Our findings show that domestic violence represents an important part
of the context for understanding the conditions under which a home-visitation
intervention prevented child maltreatment. The interaction effect appears
to be robust across alternative measures of both domestic violence and child
maltreatment. It does not appear to reflect less engagement in the intervention
on the part of women reporting domestic violence, nor does it reflect the
perpetration of domestic violence and child maltreatment by the same individuals.
The impact of the intervention on other maternal life-course and child outcomes
was not affected in the same way by the level of domestic violence.
The data available to us did not yield further insight into the mechanisms
that may explain the moderating effects of domestic violence. It is likely
that domestic violence sets in motion a number of processes that compromise
the parenting of the mother or other caretakers. Some may involve the mother's
physical or psychological health at the time she is caring for her children.
Domestic violence may also result in a more chaotic or a less predictable
environment for children, placing them at increased risk. Future research
will be needed to clarify these alternative mechanisms.

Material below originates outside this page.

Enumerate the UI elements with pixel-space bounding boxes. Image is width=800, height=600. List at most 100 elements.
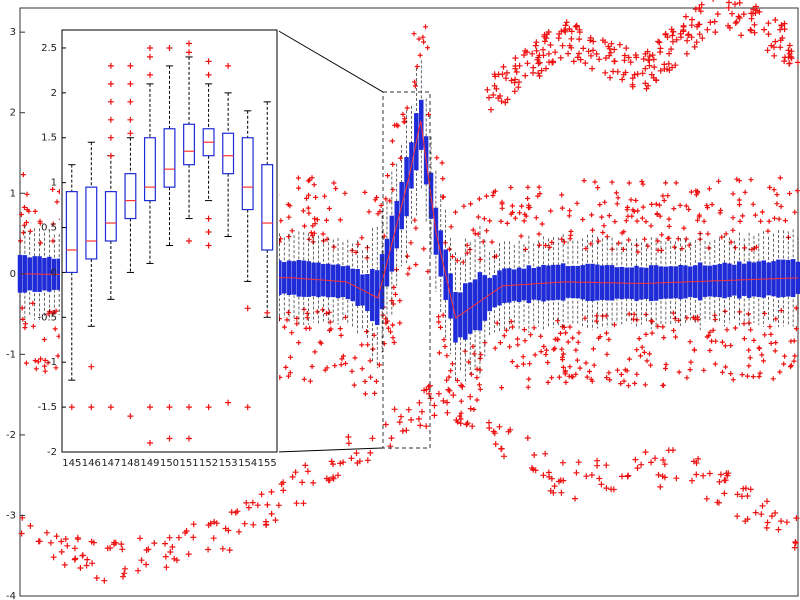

There are important limitations of the present study. The intervention
occurred during the late 1970s and early 1980s in a semirural New York State
community. Care must be taken in generalizing our results to current interventions
in other communities and with different populations. We enrolled a high-risk
sample that may have experienced higher lifetime rates of domestic violence
than samples drawn from lower-risk or more heterogeneous populations. For
example, the National Violence Against Women Survey31
of a nationally representative sample of 8000 women used a modified version
of the Conflict Tactics Scale and found that 22.1% of the women reported intimate
partner violence at some time during their adult lives, about half the rate
we have reported. Furthermore, the increased awareness in recent years of
domestic violence as a social problem and the increased availability of services
for battered women and their children may alter the relationships we have
observed in our trial.
This report illustrates 1 element of a more general strategy for improving
health and human services. By identifying groups of individuals for whom the
program fails to affect targeted outcomes, approaches can be devised that
may strengthen services. In the current case, we have learned that this program
failed to prevent child abuse and neglect for 21% of the sample who experienced
relatively higher levels of domestic violence. While issues of domestic violence
have been addressed more systematically as the program evolved during the
years, the current findings have led to the incorporation of even more explicit
methods of addressing domestic violence32,33
and partner relationships34 in the most recent
generation of the program protocols. The promotion of partner communication
is designed to strengthen the mother-partner relationship, while a domestic
violence assessment and education program is designed to address domestic
violence effectively if it emerges. Both of these strategies have been tested
previously in separate controlled studies.35,36
Whether such modifications will strengthen the impact of the program on child
abuse and neglect will not be known until future trials of this program are
conducted. Meanwhile, careful analyses that examine groups for which the program
is more and less effective will enable policy makers to focus scarce resources
on those who benefit the most and encourage the continuous search for more
effective ways of serving those who fail to respond as expected.